Serving the campus of the University of Alabama since 1894

The Crimson White

Serving the campus of the University of Alabama since 1894

The Crimson White

Serving the campus of the University of Alabama since 1894

The Crimson White

Strip changes came after increased safety concerns

Strip changes came after increased safety concerns
Megan Smith

With the rapid growth occurring at the University of Alabama over the last decade, the city of Tuscaloosa and the University of Alabama decided that the development of the Strip – the entertainment center for students – should be monitored more carefully.

Following the completion of the Urban Renewal Plan for downtown Tuscaloosa in 2005, the city of Tuscaloosa and the University decided to continue working with Connie Cooper of Cooper Consulting Company Inc., based in Dallas, Texas. Cooper said that the city and University were particularly concerned with the safety of the Strip after a 2006 shooting.

“The city and the University asked if I would undertake a special study to look at the impact that the alcohol-related businesses are having and the relationship between those and the issue of crime,” she said.

The study consisted of in-depth surveys of 20 alcohol serving and selling establishments, observations of bar operations and patrons activities, and interviews with city and UA leaders, students and business owners.

Although students found some problems with the survey’s findings, such as less bars per block and earlier bar closing times, other issues involving the Strip arose during Cooper’s research that were unrelated to her survey and caused more public protest.

In 2007, the University of Alabama purchased a building on the Strip that included 1201, 1203, 1205, 1207 and 1209 University Boulevard.

Formerly home to Pepito’s, Lai Lai, The Booth and Cheap Shots, the building has experienced changes similar to the Strip.

According to David H. Jones, the grandson of the owner of the Alabama Book Store and a buyer at the store, the University also expressed interest in purchasing property that housed the Alabama Book Store and the Campus Party Store.
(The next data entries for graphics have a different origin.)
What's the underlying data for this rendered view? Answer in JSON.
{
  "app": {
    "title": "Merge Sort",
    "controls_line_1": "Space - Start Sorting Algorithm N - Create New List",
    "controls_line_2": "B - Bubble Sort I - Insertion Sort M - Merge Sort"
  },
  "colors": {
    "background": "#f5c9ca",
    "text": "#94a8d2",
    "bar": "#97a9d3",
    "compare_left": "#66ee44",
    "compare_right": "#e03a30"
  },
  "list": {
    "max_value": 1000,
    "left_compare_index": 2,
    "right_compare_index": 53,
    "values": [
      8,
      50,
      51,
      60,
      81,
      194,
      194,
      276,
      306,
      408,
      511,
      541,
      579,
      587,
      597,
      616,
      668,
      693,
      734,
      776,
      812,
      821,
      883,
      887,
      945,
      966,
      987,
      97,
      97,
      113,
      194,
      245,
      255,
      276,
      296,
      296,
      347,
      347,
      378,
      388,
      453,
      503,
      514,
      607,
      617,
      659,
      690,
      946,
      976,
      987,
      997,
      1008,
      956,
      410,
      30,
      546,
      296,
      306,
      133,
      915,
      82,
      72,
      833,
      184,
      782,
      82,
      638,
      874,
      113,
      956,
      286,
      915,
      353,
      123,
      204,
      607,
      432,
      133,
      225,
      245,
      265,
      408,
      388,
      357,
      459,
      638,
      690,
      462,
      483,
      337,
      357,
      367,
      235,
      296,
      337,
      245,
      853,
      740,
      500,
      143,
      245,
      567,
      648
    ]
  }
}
In response to this expressed interest, Jones set up, which garnered both student and alumni support.

The website and accompanying Facebook page illustrated the wariness students and alumni had toward the University’s active involvement in the development of the Strip. A petition for Save the Strip authored by Charles Nelis received 3072 signatures and Facebook group membership had similar numbers.

Ryan Berry, a 2008 graduate of the University of Alabama, was an active participant in the “Save the Strip” movement and said many students had issue with The Booth moving out of their property in November 2006. The Booth was located in the building purchased by the University.

Berry said that the University should have been more upfront with their motives when developing the Strip rather than forcing businesses out.

“In retrospect, I can see the things [the University] was doing had a purpose,” he said. “They were not very upfront. If they were more upfront about it, I don’t think there would have been as much student outcry.”

Jones thinks that the website had an effect, as the University backed off their initial interest. Although he thinks there have been positive improvements on the Strip, he thinks it’s clear that the University does have an active interest in the development.

“I think they’ve said in the past that they’re not in the real estate business, but it appears that they are,” Jones said. “The improvements they’ve made are definitely improvements, but like I said, they definitely killed the character of the area to some degree. There’s only a handful of original buildings left, and they’re owned by everybody else, not by the University.”

Cathy Andreen, director of media relations, said that the University’s ownership is not the dominant one on the Strip.

“The University is only one owner on the Strip,” Andreen said. “Most of the buildings are privately owned. It is the citizens of Tuscaloosa through the city’s planning office who will determine the vision for the Strip.”

Cooper believes that the University should have a strong relationship to the Strip, but there should be more partnership with the city.

“The Strip can reflect well or poorly on the University, so there is a relationship. I think the University’s role would be to make sure it partners with the city . . . I don’t think it is necessary for the University to have any type of landlord position,” she said. “I think it’s important that the University works with the city as far as how the Strip is maintained and if there are improvements that can happen in the Strip, that the city and the University could partner in that.”